Different voices lead the audience through a world made up of dreams, nightmares and wonders: from the film critic Amy Nicholson, to director John Waters, each essayist tells a story behind the story, turning Lynch/Oz into an unfolding tale.
Watching sequences from Lynch’s films with a keen eye, we start seeing the details: the name Dorothy, the wind, the red shoes are all recurring elements in many of his works. The film itself had an influence on the director, but the performance of Garland, who played the leading role, had a deep impact as well: she died at 47 after a life of fame and pain. Many of Lynch’s female characters seem to embody that suffering.
Lynch/Oz is also an invitation, by Lynch himself, to stop trying to find a universal meaning to the inexplicable in his art and look for a personal connection with his work.
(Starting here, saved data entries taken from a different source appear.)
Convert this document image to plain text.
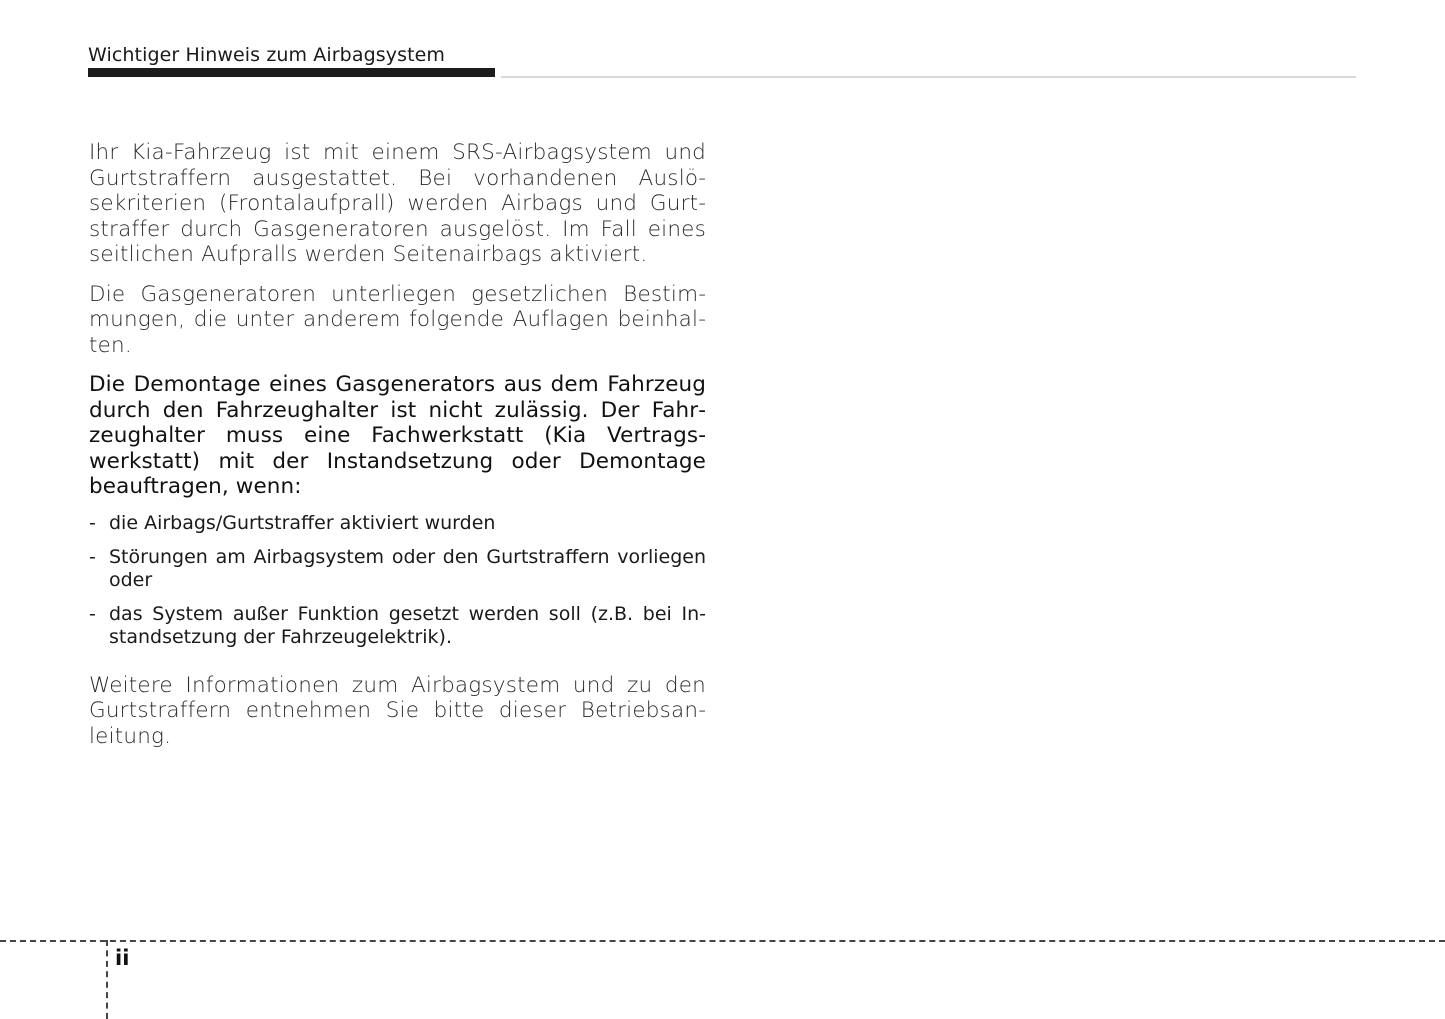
Wichtiger Hinweis zum Airbagsystem

Ihr Kia-Fahrzeug ist mit einem SRS-Airbagsystem und Gurtstraffern ausgestattet. Bei vorhandenen Auslösekriterien (Frontalaufprall) werden Airbags und Gurtstraffer durch Gasgeneratoren ausgelöst. Im Fall eines seitlichen Aufpralls werden Seitenairbags aktiviert.

Die Gasgeneratoren unterliegen gesetzlichen Bestimmungen, die unter anderem folgende Auflagen beinhalten.

Die Demontage eines Gasgenerators aus dem Fahrzeug durch den Fahrzeughalter ist nicht zulässig. Der Fahrzeughalter muss eine Fachwerkstatt (Kia Vertragswerkstatt) mit der Instandsetzung oder Demontage beauftragen, wenn:

- die Airbags/Gurtstraffer aktiviert wurden
- Störungen am Airbagsystem oder den Gurtstraffern vorliegen oder
- das System außer Funktion gesetzt werden soll (z.B. bei Instandsetzung der Fahrzeugelektrik).

Weitere Informationen zum Airbagsystem und zu den Gurtstraffern entnehmen Sie bitte dieser Betriebsanleitung.

ii
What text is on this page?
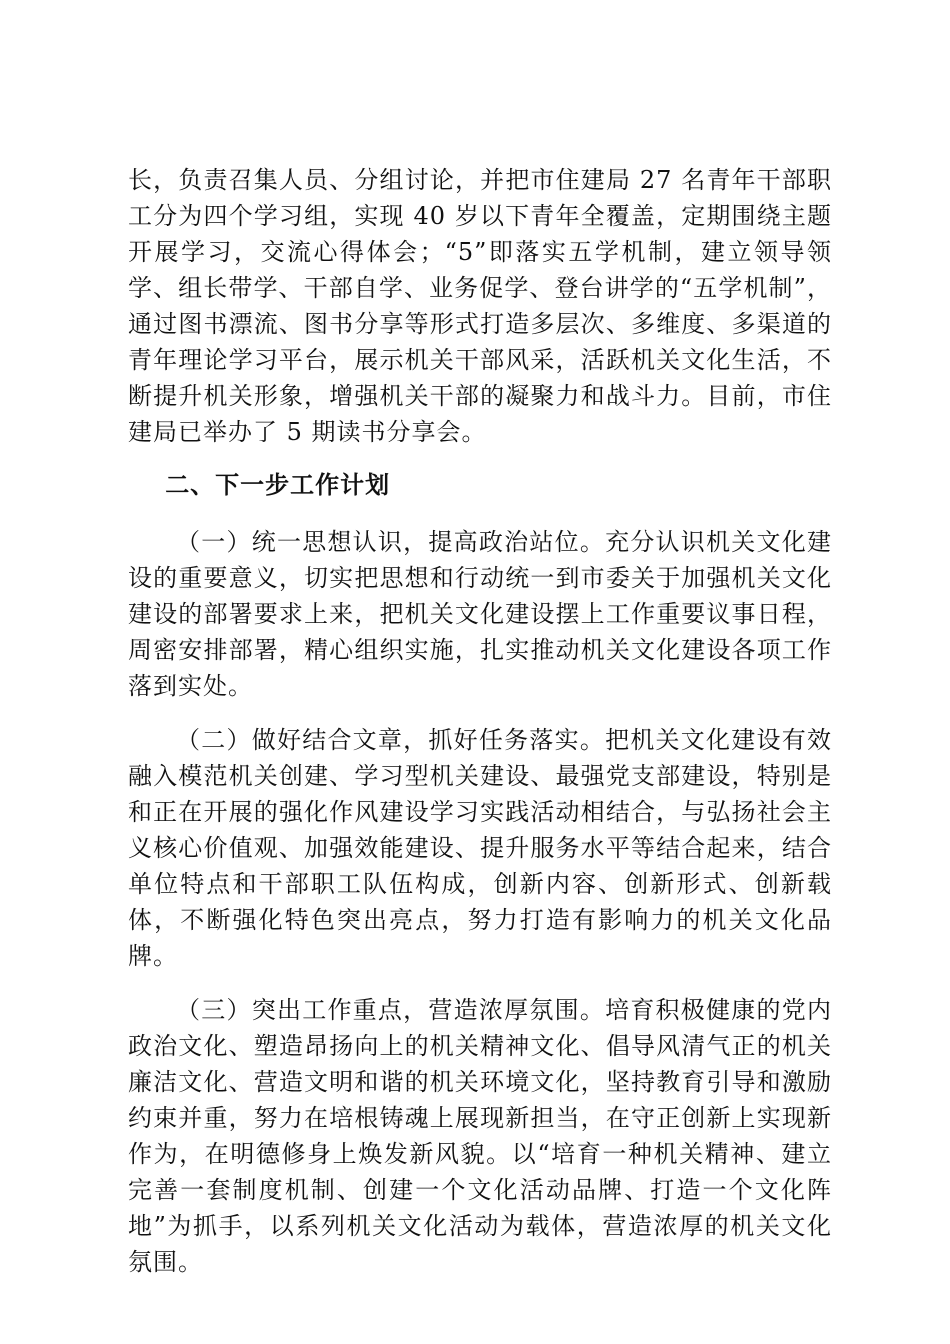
长，负责召集人员、分组讨论，并把市住建局 27 名青年干部职工分为四个学习组，实现 40 岁以下青年全覆盖，定期围绕主题开展学习，交流心得体会；“5”即落实五学机制，建立领导领学、组长带学、干部自学、业务促学、登台讲学的“五学机制”，通过图书漂流、图书分享等形式打造多层次、多维度、多渠道的青年理论学习平台，展示机关干部风采，活跃机关文化生活，不断提升机关形象，增强机关干部的凝聚力和战斗力。目前，市住建局已举办了 5 期读书分享会。

二、下一步工作计划

（一）统一思想认识，提高政治站位。充分认识机关文化建设的重要意义，切实把思想和行动统一到市委关于加强机关文化建设的部署要求上来，把机关文化建设摆上工作重要议事日程，周密安排部署，精心组织实施，扎实推动机关文化建设各项工作落到实处。

（二）做好结合文章，抓好任务落实。把机关文化建设有效融入模范机关创建、学习型机关建设、最强党支部建设，特别是和正在开展的强化作风建设学习实践活动相结合，与弘扬社会主义核心价值观、加强效能建设、提升服务水平等结合起来，结合单位特点和干部职工队伍构成，创新内容、创新形式、创新载体，不断强化特色突出亮点，努力打造有影响力的机关文化品牌。

（三）突出工作重点，营造浓厚氛围。培育积极健康的党内政治文化、塑造昂扬向上的机关精神文化、倡导风清气正的机关廉洁文化、营造文明和谐的机关环境文化，坚持教育引导和激励约束并重，努力在培根铸魂上展现新担当，在守正创新上实现新作为，在明德修身上焕发新风貌。以“培育一种机关精神、建立完善一套制度机制、创建一个文化活动品牌、打造一个文化阵地”为抓手，以系列机关文化活动为载体，营造浓厚的机关文化氛围。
In this documentary there’s a bit of everything: poetry, comedy, thriller, some backstage moments from Twin Peaks, Wild at Heart in which you will see some of your favorite actors really enjoying working for their mentor.
The optimistic portrait of Lynch that emerges from this film might surprise some of the viewers: exploring the darkness is just the adventure of adulthood, which the filmmaker finds as fun as the experience of being a child.
Philippe’s film also includes archive material, especially interviews, in which Lynch himself declares his love for Victor Fleming’s Oz and expresses his idea of cinema: having solid foundations in real life, lets his art be free to explore the unconscious and the darkest corners of the human soul from a safe place.